Mount Auburn as Archive

Our readings this semester have illuminated the history of Black cemeteries, the role of Black churches like Sharp Street Memorial United Methodist in cemetery creation, and the threats to preservation that historically Black cemeteries often encounter, exemplified most poignantly by the fate of Laurel Cemetery, on the other side of Baltimore from Mount Auburn. (For a taste of what we’ve been reading, see below.)

But nothing quite prepares you for the reality of a 34-acre cemetery and the vast archive of human experience it represents–over 55,000 burials, the great majority of them African American Baltimoreans. Who were they? And what can we learn about and from them now?

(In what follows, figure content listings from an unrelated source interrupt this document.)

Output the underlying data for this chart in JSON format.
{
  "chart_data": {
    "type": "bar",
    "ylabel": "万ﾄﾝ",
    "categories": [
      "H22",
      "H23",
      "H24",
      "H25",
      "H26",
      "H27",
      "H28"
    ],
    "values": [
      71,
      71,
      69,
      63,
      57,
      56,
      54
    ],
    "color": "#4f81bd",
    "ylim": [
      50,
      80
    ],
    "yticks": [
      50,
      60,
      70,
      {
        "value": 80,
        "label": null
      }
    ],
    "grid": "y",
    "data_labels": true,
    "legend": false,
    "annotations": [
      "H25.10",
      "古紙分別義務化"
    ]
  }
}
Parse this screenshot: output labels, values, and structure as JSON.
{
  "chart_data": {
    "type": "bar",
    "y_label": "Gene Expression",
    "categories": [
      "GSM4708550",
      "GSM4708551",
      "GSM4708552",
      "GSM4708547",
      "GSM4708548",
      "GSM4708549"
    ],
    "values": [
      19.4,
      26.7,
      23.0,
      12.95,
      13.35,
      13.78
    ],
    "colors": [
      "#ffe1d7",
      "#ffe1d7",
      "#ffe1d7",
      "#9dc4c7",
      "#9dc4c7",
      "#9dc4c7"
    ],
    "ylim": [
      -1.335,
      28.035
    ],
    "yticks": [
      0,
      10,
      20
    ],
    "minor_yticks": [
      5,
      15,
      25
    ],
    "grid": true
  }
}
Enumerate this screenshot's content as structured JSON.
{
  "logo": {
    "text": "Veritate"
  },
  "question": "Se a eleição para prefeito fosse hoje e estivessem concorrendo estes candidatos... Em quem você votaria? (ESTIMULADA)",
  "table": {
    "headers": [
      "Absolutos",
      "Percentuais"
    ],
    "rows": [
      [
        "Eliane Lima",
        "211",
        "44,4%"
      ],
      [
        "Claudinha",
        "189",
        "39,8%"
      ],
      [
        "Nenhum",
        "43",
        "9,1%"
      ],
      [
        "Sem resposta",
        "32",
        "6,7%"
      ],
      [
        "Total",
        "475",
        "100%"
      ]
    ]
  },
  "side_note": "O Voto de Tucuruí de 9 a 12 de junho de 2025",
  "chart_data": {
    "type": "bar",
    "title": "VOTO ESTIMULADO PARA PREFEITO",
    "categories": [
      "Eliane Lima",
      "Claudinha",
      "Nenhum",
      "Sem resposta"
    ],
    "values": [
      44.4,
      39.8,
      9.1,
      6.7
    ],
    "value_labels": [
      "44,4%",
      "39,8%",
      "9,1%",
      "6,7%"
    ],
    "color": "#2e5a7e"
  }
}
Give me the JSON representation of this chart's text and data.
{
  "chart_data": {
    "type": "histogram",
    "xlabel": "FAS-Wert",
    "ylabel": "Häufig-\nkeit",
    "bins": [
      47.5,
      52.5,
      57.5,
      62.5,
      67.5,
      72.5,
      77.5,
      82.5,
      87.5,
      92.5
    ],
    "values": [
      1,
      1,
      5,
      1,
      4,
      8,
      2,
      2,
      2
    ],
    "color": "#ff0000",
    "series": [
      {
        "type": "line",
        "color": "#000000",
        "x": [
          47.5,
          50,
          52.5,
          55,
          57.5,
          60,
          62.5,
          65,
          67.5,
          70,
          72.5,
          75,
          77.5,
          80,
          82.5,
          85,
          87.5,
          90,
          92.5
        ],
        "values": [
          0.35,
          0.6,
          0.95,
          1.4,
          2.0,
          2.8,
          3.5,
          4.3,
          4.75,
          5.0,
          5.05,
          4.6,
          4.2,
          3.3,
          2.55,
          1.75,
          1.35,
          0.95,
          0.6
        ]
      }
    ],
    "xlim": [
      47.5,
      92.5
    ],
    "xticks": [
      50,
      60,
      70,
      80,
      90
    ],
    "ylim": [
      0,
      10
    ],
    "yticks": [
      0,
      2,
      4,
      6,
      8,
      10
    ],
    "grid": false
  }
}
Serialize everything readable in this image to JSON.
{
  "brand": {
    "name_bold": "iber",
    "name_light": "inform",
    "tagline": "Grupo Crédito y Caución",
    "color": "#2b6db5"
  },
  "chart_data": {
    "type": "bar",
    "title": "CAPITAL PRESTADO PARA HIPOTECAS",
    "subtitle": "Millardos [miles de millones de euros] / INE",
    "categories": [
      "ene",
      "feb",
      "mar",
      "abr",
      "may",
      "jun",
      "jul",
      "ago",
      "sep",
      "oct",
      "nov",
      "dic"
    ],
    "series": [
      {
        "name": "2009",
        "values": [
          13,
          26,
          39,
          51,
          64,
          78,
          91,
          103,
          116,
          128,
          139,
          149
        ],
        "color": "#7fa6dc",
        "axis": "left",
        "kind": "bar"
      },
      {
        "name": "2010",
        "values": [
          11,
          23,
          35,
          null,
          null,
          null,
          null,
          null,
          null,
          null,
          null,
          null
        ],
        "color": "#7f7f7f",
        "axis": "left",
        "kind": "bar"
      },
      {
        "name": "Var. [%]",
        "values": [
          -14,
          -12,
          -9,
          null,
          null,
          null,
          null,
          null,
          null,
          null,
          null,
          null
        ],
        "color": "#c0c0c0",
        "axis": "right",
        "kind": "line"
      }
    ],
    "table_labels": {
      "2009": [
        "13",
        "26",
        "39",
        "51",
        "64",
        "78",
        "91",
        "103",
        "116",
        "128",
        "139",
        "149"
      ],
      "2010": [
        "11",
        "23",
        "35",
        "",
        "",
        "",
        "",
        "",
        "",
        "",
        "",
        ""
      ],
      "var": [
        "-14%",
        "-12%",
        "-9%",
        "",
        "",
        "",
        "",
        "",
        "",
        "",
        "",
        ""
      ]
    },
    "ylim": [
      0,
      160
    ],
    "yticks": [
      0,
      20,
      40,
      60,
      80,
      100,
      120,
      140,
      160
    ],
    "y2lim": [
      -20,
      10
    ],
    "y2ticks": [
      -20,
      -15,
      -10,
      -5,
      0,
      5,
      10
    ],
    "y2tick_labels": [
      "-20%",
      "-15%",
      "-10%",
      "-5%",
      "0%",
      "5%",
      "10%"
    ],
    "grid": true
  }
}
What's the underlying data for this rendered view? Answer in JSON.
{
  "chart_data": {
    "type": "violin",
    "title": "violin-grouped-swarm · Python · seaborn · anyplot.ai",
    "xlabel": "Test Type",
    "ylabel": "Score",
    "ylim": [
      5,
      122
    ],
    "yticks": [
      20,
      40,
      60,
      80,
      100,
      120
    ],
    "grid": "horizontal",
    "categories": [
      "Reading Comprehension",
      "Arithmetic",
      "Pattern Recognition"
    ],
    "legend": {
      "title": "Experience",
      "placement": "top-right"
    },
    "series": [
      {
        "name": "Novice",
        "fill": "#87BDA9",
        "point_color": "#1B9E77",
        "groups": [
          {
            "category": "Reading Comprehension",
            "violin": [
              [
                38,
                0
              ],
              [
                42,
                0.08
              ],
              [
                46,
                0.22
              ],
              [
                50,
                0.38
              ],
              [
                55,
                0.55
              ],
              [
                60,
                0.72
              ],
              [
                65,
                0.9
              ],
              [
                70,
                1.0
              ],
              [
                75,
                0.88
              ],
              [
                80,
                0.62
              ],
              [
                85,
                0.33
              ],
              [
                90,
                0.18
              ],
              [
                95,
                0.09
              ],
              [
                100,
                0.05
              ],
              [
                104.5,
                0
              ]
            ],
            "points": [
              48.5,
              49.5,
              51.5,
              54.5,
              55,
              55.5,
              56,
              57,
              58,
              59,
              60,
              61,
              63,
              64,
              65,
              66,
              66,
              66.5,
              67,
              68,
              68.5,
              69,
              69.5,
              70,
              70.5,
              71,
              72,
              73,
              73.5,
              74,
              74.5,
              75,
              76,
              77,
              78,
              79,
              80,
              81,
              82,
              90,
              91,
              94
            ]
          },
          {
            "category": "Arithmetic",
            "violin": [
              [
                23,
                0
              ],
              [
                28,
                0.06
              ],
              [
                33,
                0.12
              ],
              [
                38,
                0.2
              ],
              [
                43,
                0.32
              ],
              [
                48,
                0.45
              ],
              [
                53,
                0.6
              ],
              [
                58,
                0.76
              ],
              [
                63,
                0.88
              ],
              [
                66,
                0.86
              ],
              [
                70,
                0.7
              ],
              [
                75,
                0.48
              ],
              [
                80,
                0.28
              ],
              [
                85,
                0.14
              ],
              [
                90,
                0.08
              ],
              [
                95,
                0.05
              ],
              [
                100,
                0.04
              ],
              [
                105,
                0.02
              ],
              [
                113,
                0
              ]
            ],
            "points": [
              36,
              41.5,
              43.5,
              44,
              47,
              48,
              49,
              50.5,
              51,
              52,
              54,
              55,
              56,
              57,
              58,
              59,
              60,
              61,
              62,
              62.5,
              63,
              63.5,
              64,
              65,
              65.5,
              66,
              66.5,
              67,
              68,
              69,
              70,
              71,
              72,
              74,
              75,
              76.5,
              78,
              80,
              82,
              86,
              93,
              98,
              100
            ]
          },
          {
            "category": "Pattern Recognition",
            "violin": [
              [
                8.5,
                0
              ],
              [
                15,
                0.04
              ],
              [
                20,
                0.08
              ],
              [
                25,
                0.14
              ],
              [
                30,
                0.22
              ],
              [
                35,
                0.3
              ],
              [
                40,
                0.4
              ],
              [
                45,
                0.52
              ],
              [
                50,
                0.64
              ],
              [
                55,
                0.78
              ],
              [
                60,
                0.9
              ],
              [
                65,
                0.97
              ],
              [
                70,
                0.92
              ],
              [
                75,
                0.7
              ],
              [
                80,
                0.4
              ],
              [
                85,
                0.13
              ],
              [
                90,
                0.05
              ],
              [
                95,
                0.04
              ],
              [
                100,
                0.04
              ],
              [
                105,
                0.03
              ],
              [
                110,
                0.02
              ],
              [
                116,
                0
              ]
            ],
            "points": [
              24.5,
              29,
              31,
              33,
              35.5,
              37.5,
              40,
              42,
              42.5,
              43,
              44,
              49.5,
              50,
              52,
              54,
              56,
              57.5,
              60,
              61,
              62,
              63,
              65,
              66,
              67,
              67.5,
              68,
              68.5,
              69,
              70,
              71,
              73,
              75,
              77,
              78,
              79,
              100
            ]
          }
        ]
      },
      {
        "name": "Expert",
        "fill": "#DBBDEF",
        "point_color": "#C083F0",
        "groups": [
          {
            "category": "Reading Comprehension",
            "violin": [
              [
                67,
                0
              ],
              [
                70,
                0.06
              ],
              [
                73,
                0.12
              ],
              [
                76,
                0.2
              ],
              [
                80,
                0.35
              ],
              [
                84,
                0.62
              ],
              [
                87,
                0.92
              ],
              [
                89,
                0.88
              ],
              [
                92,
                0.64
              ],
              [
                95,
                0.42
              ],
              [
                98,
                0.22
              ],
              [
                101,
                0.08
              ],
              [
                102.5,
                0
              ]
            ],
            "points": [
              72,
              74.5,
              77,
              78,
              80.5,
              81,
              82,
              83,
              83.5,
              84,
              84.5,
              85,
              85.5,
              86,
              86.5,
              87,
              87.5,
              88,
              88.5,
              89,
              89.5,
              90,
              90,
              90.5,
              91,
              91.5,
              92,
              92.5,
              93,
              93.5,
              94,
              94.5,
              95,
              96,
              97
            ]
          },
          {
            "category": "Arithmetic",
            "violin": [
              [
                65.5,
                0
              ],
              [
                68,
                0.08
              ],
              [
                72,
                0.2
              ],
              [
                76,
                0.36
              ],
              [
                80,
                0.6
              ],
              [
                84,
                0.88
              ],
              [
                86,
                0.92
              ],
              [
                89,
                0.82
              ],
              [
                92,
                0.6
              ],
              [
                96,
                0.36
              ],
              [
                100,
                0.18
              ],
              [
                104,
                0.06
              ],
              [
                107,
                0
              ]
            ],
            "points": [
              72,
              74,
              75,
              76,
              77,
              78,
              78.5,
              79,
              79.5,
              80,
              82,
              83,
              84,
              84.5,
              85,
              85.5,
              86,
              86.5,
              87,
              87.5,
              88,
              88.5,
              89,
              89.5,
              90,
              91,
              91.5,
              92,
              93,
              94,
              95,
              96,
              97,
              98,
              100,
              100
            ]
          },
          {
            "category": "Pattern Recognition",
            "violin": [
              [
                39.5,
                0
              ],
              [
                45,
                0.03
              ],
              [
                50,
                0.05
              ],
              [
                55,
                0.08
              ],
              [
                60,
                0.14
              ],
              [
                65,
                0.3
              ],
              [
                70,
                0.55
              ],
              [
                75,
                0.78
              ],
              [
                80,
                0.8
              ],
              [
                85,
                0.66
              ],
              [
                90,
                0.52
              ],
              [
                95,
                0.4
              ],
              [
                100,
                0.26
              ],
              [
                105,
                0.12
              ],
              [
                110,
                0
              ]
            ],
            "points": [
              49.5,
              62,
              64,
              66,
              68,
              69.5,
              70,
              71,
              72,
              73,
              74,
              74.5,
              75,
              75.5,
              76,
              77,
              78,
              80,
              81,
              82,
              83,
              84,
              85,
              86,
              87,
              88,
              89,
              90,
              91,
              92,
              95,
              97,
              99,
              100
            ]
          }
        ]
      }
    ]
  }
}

In March, students spent two chilly afternoons recording data at Mount Auburn, tombstone by tombstone. Led by co-instructors Jesse Bennett and Nancy Sheads, they logged names, dates, grave marker GPS coordinates, and documentary photographs of several rows in “Saint’s Rest,” one of the oldest sections of the cemetery. This data will enrich the Resurrecting Mount Auburn website and Find-A-Grave, a crowd-sourced digital grave-site collection, allowing researchers and descendants to find information about the interred and locate actual grave-sites with more precision.

With regular grounds-keeping at the cemetery, more grave markers are becoming visible as the grass is tamed–although quite a few are still obscured. Here is what this work looks like.

From left to right, top to bottom: Jesse Bennett, Research Coordinator for the cemetery and co-instructor of the class, gives a tour while students document via photographic and audio recording; Nancy Sheads, a volunteer researcher for the cemetery, archivist, and co-instructor of the class, discusses tombstone symbolism; students documenting gravesite data; examining a partially obscured marker for clues about the name and dates of the interred; matching grave-markers to historic plot maps; flagging an area to determine the outlines of a family plot, where the markers have been buried over time; reading a biography on a tombstone.